Le degré de réception de la société à l’égard des différents types d’immigration peut également varier. Les travailleurs qualifiés immigrants sont habituellement chaleureusement accueillis et sont perçus comme des contributeurs positifs à l’économie et la société canadiennes (Reitz, 2014). Les réfugiés parrainés par des organismes du secteur privé peuvent obtenir un soutien plus individualisé et localisé en comparaison des réfugiés parrainés par le gouvernement (Beiser, 1999), tandis que les réfugiés reçus au Canada peuvent être confrontés au scepticisme de la population à l’égard de leurs demandes d’asile et à du ressentiment (Diop, 2014; Opoku-Dapaah, 1994).

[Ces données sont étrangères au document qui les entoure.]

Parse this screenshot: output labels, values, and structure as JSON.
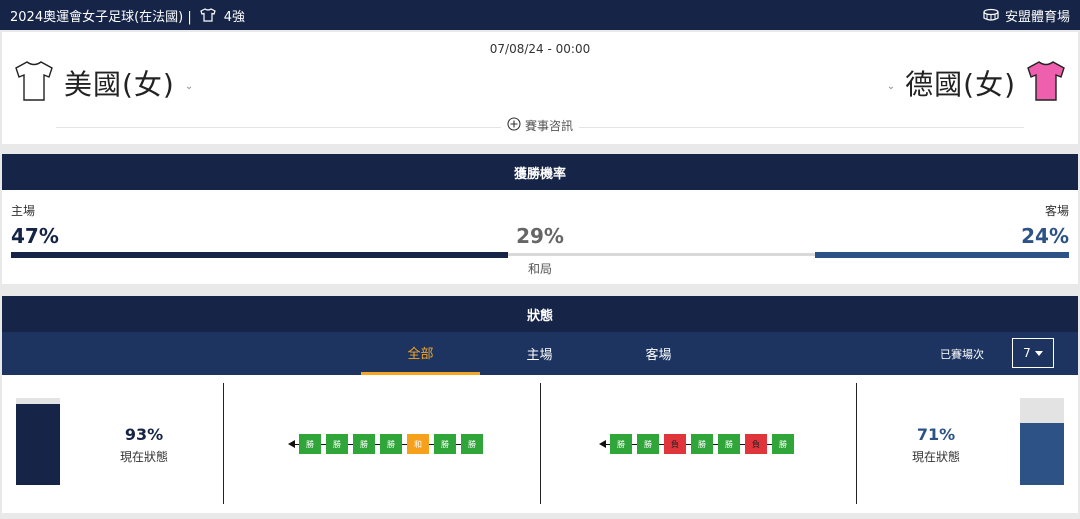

La présente étude comprend différents indicateurs pertinents de mécanismes potentiels à travers lesquels la catégorie d’admission influe sur les résultats scolaires des personnes ayant immigré durant l’enfance et sur leurs résultats sur le marché du travail. Plus précisément, on utilise la région d’origine et le produit intérieur brut (PIB) par habitant du pays d’origine pour mesurer les caractéristiques prémigratoires. On utilise le niveau de scolarité des parents immigrants et leur connaissance des langues officielles pour mesurer les antécédents socioéconomiques familiaux. On utilise le revenu du marché familial au cours des années suivant immédiatement l’immigration et la croissance des revenus au cours de la première décennie suivant l’immigration pour mesurer les expériences postmigratoires.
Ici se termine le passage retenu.